Food Fight

Food Fight is an action arcade game, originally released in 1983. You play as Charley Chuck, a small boy trying to eat an ice cream before it melts, whilst a number of angry chefs try to stop you.

Gameplay

Food Fight is an endless series of levels. The player, Charley Chuck, starts each level on the right edge of the screen. The object of the game is simple -- cross the screen and eat the giant ice cream cone at the left edge of the screen before it melts away. The controls are equally simple -- a joystick (which moves the player) and a single button. But naturally, things are not quite that easy. The screen is scattered with holes, and from those holes emerge chefs with murderous intent. The player must avoid being touched by the chefs and falling down the holes. To assist the player, the screen also contains several piles of food. When the player touches a pile, he automatically picks up a piece of food; pressing the button throws the food in the direction the player is facing. If the food hits a chef, the chef is splattered and knocked off the screen (though he will quickly respawn from a hole).

Different types of food have different ballistic properties. Tomatoes and bananas are the rifles of the food-fighting world -- they work at long range, but require accuracy. Peas act as shotguns -- they cover a wider arc, but have short range. Pies fall in between these extremes. Holding onto a last piece of food as the player eats the cone is a good strategy, as the player then begins the next level with that food still in hand.

In the first level, only two chefs appear, and those chefs can only harm the player by actually reaching him. But in later levels, four chefs appear, and now the chefs can fire back -- they will pick up food from piles and throw it as well. This makes things much more difficult for the player, though a skillful player can sometimes manipulate one chef into picking off another, or trick a chef into falling down a hole. (As in the Pac-Man franchise, the four chefs employ slightly different strategies; for example, one chef will try to block the player's escape by staying halfway between the player and the cone.)

The player defeats each level by reaching the cone in time. Points are scored for eating the cone, for plonking chefs with food (the points increase as the player hits more chefs on each level, giving the player an incentive to stay and take risks rather than just diving for the cone), and for unused food. A life is lost if the player is caught by a chef, hit by thrown food, falls down a hole, or takes too much time and allows the cone to completely melt away. Each time a life is lost, the level resets from the beginning.

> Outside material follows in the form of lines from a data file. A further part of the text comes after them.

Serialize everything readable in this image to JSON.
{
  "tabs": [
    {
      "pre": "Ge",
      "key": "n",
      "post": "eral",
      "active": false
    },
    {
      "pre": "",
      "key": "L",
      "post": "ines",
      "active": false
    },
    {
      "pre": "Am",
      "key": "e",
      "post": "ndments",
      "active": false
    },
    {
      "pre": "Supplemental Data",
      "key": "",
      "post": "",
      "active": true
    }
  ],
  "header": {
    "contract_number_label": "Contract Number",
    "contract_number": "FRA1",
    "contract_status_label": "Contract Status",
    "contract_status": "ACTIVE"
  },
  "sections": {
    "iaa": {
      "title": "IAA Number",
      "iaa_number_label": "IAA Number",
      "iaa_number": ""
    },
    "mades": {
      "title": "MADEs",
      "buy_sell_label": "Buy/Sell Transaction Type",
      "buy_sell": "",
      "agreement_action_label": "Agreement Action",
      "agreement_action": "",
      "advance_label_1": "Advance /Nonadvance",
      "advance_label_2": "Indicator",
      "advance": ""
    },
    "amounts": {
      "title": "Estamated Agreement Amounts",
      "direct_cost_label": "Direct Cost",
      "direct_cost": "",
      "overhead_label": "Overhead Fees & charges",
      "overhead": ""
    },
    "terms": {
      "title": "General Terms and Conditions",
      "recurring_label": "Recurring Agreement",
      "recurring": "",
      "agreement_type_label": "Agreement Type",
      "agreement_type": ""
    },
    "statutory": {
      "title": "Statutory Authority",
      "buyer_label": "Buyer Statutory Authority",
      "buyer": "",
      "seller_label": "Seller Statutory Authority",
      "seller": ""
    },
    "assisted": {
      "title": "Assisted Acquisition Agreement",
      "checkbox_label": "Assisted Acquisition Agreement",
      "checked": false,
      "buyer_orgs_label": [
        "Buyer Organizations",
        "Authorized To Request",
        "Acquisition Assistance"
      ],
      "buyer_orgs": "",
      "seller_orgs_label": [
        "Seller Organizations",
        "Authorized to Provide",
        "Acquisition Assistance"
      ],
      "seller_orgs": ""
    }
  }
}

Every fifth level features giant slices of watermelon taking the place of normal food piles on the board. Watermelons are nature's perfect weapon -- they never run out, so a player standing on a watermelon pile can throw infinite watermelon slices at the enemy. This makes watermelon levels great for racking up points, though the player must still be careful not to let time run out (and of course, all this infinite food is available to the chefs as well).

A notable feature of Food Fight was " instant replay". Every few levels -- especially if the player had a particularly narrow escape -- the game would immediately play back the entire level, complete with bouncy theme music carefully composed so that it would reach its climax just as the player reached the cone.

Releases

Food Fight was originally released as an arcade cabinet. It was very unusual in that it featured a "49-way joystick", a primitive analog stick that could detect three different levels of upward, downward, leftward, and rightward movement. This allowed the player some fairly precise control over the aiming of edible weaponry. Although the Atari name can be found attached to the game it was actually developed by General Computer Corporation. GCC was a small video game company that was known for making mod-kits to existing arcade games. Atari sued GCC for the non-licensed mods but would later drop the suit and hire GCC to develop two games for their arcade division and multiple Atari 2600 and 5200 games.

The game was later ported to the Atari 7800. This is a quite faithful port, though it suffers from slowdown at times. It includes the instant replay feature, though with an interesting bug -- occasionally a piece of food that barely missed the player during the actual play of the level will hit the player during the replay. When this occurs, the game will go through the death animation, deduct a life, then display a quick apology ("OOPPS MISSED"[sic] or "ALMOST MADE IT"), award an extra life, and go on to the next level. If the player then immediately ends the game, this instant replay will be repeatedly displayed during the attract mode, sometimes with the food hitting the player, sometimes with it missing as expected.

The game was also released for the Atari XE, though that version suffers from slowdown as well. The game was apparently prototyped for the Atari ST, but never released.

The arcade version of Food Fight was released for Game Room, with the Xbox 360 controller's analog stick emulating the original 49-way controller. This release supports ranked mode and challenges.